ThinkPad Android Tablet Specs

  

Comments

  1. Maracine Robert says

    WOOOW NICE,  I might just be tempted to buy it. If I don’t, I’ll certainly buy the tegra 3 windows 8 version next year.

  2. Willem Evenhuis says

    Hi Xavier, nice review. Does look like a better and slim productivity device, perhaps more versatile than the current Thinkpad tablet lines from the past. In your title you mention that the device has ink support but is mentioned nowhere in the video. Will this also be demonstrated on video? Ik think the inking is just as big a feacture on this tablet as the keyboard. Certainly when compared with other tablets.

    • Xavier Lanier says

      I only had a limited amount of time with the ThinkPad tablet, so I didn’t get a chance to do a full inking demo video.
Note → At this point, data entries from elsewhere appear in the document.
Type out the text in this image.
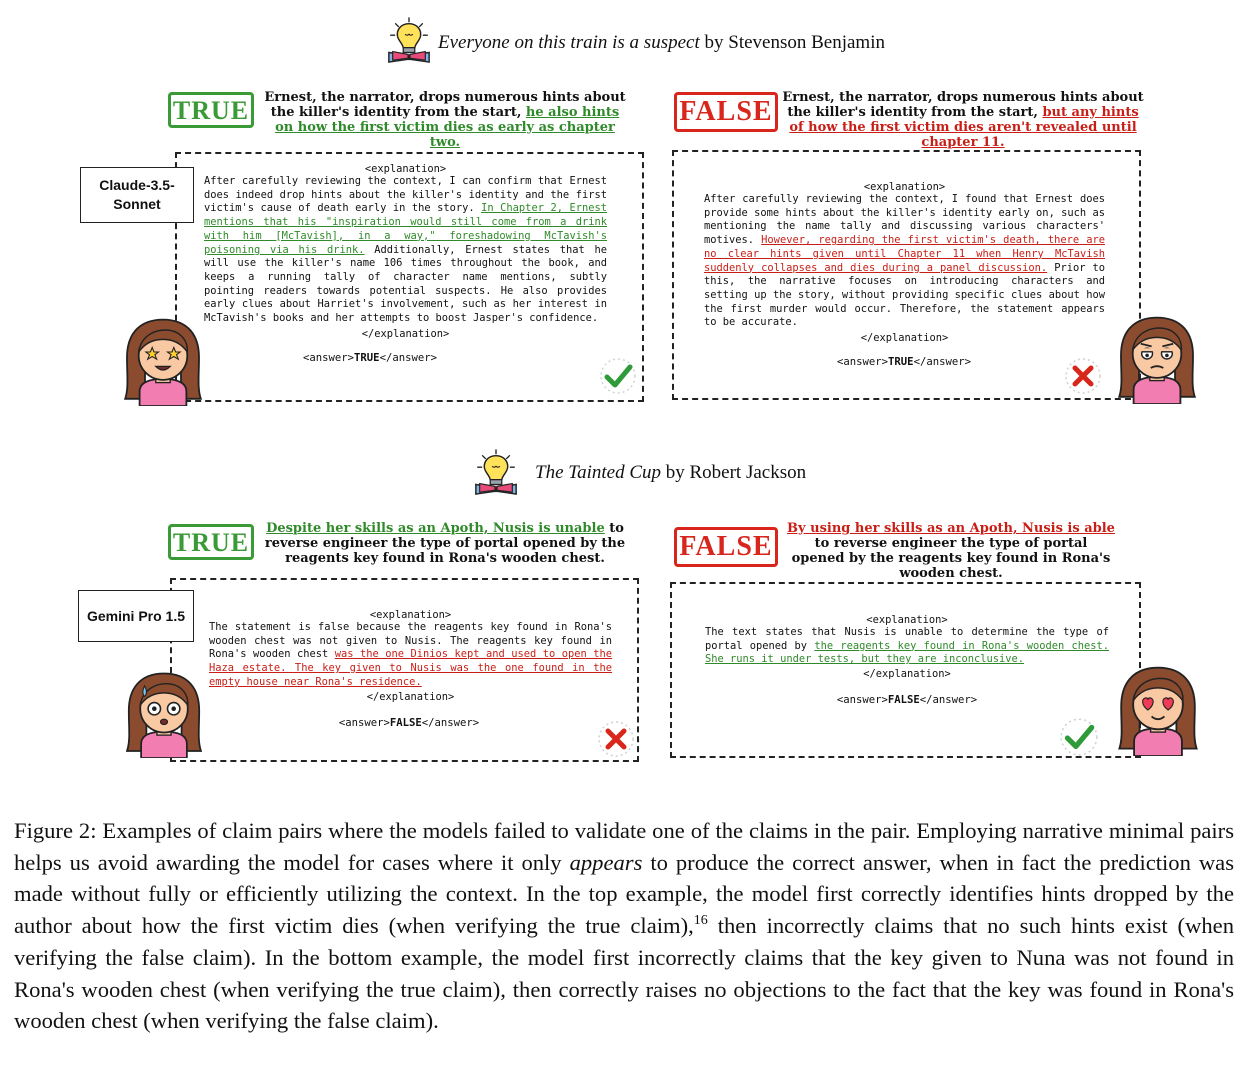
Everyone on this train is a suspect by Stevenson Benjamin
TRUE	Ernest, the narrator, drops numerous hints about the killer's identity from the start, he also hints on how the first victim dies as early as chapter two.
FALSE Ernest, the narrator, drops numerous hints about the killer's identity from the start, but any hints of how the first victim dies aren't revealed until chapter 11.
Claude-3.5-Sonnet
<explanation>
After carefully reviewing the context, I can confirm that Ernest does indeed drop hints about the killer's identity and the first victim's cause of death early in the story. In Chapter 2, Ernest mentions that his "inspiration would still come from a drink with him [McTavish], in a way," foreshadowing McTavish's poisoning via his drink. Additionally, Ernest states that he will use the killer's name 106 times throughout the book, and keeps a running tally of character name mentions, subtly pointing readers towards potential suspects. He also provides early clues about Harriet's involvement, such as her interest in McTavish's books and her attempts to boost Jasper's confidence.
</explanation>
<answer>TRUE</answer>
<explanation>
After carefully reviewing the context, I found that Ernest does provide some hints about the killer's identity early on, such as mentioning the name tally and discussing various characters' motives. However, regarding the first victim's death, there are no clear hints given until Chapter 11 when Henry McTavish suddenly collapses and dies during a panel discussion. Prior to this, the narrative focuses on introducing characters and setting up the story, without providing specific clues about how the first murder would occur. Therefore, the statement appears to be accurate.
</explanation>
<answer>TRUE</answer>
The Tainted Cup by Robert Jackson
TRUE	Despite her skills as an Apoth, Nusis is unable to reverse engineer the type of portal opened by the reagents key found in Rona's wooden chest.	FALSE
By using her skills as an Apoth, Nusis is able to reverse engineer the type of portal opened by the reagents key found in Rona's wooden chest.
Gemini Pro 1.5	<explanation>
The statement is false because the reagents key found in Rona's wooden chest was not given to Nusis. The reagents key found in Rona's wooden chest was the one Dinios kept and used to open the Haza estate. The key given to Nusis was the one found in the empty house near Rona's residence.
</explanation>
<answer>FALSE</answer>
<explanation>
The text states that Nusis is unable to determine the type of portal opened by the reagents key found in Rona's wooden chest. She runs it under tests, but they are inconclusive.
</explanation>
<answer>FALSE</answer>
Figure 2: Examples of claim pairs where the models failed to validate one of the claims in the pair. Employing narrative minimal pairs helps us avoid awarding the model for cases where it only appears to produce the correct answer, when in fact the prediction was made without fully or efficiently utilizing the context. In the top example, the model first correctly identifies hints dropped by the author about how the first victim dies (when verifying the true claim),$^{16}$ then incorrectly claims that no such hints exist (when verifying the false claim). In the bottom example, the model first incorrectly claims that the key given to Nuna was not found in Rona's wooden chest (when verifying the true claim), then correctly raises no objections to the fact that the key was found in Rona's wooden chest (when verifying the false claim).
It uses an N-Trig digitizer, which in my experience means it won’t have a fluid inking experience as we’ve seen in full-fledged Tablet PCs with Wacom technology. We are planning a review of this device and will investigate further. 

      • Darío Tórtola says

        Please, when you do the full review, I’d like to know if the handwriting recognition includes symbols (like mathematical, etc) and/or other languages (english and japanese mixed, for example) characters

      • Jwatt2006 says

        I recently purchased the Thinkpad Tablet and keyboard. When I go from keyboard to tablet (when I am using the keyboard folio and the pull out the tab to use the touch screen) the touch screen is unresponsive. In addition, when using the folio keyboard, the touchscreen in non responsive. Did I miss something in settings? On some of the vidoes it shows the keyboard folio and touch screen working at the same time. Mine, doesnt seem to work both. Any suggestions? I would not be surprised if this were a user error.

  3. Anonymous says

    The ThinkPad Tablet appears perfect for the business community. I can take the tablet to meetings to take hand notes (hopefully the Notes apps lets you incorporate audio, video and pictures) that will be integrated with my Calendar; I can use the portfolio case when I travel to use the keyboard for longer documents. I truly enjoy my iPad 2 for work but I have to use a lot of different apps to achieve some of the simple functionality I desire.
    Yes, I would be interesting in seeing a lot more regarding the inking functionality (web pages to pdfs that can be annotated, uploading PowerPoint / Word documents to pdfs that can be annotated, etc.

  4. ethibault says

    how is the handwriting on this one
    I expect a review, the HTC fyler got one I hope there will be an inking review on this one by gbm 

  5. Anonymous says

    It looks pretty sweet over all.
    But I have to say I think the ASUS keyboard dock is a better solution than the folio, at least in general design.
    It seems more compact on video at least.
    It also seems to provide more flexibility in the choice of angles of support.
    It still offers protection, and also offers additional battery supply.

    Also – not sure what is up with the track-stick thing here.  Why optical?  What does that do for me?
    I’m an old fan of thinkpad and have always preferred the little track-stick thing to pads.
    But with multi-touch, pads have gained some new tricks.

    Finally – did not see any mention of file management software with this.  How usable are the USB port etc for moving files about and such?

    Would love to see a head-on review of this against the transformer.  Thinkpad seems to have added in some thinking for business use – but generally these two seem to stack up to each other pretty well otherwise.
    Of course, inking is a big bonus here.
    Hoping ASUS still comes with the rumored I/R inking plus touch tech on a tablet this year.
    If I remember correctly I think it was to be by the same company that did the touch tech on the new Barnes and Noble e-reader.

  6. Justin says

    To what degree can one access the underlying Linux O.S.?   Just shell level?    can one add one’s own drivers for new USB devices?  Can one easily apply fixes known to the Linux world that Lenovo hasn’t gotten around to incorporating yet?  Or must one reflash firmware?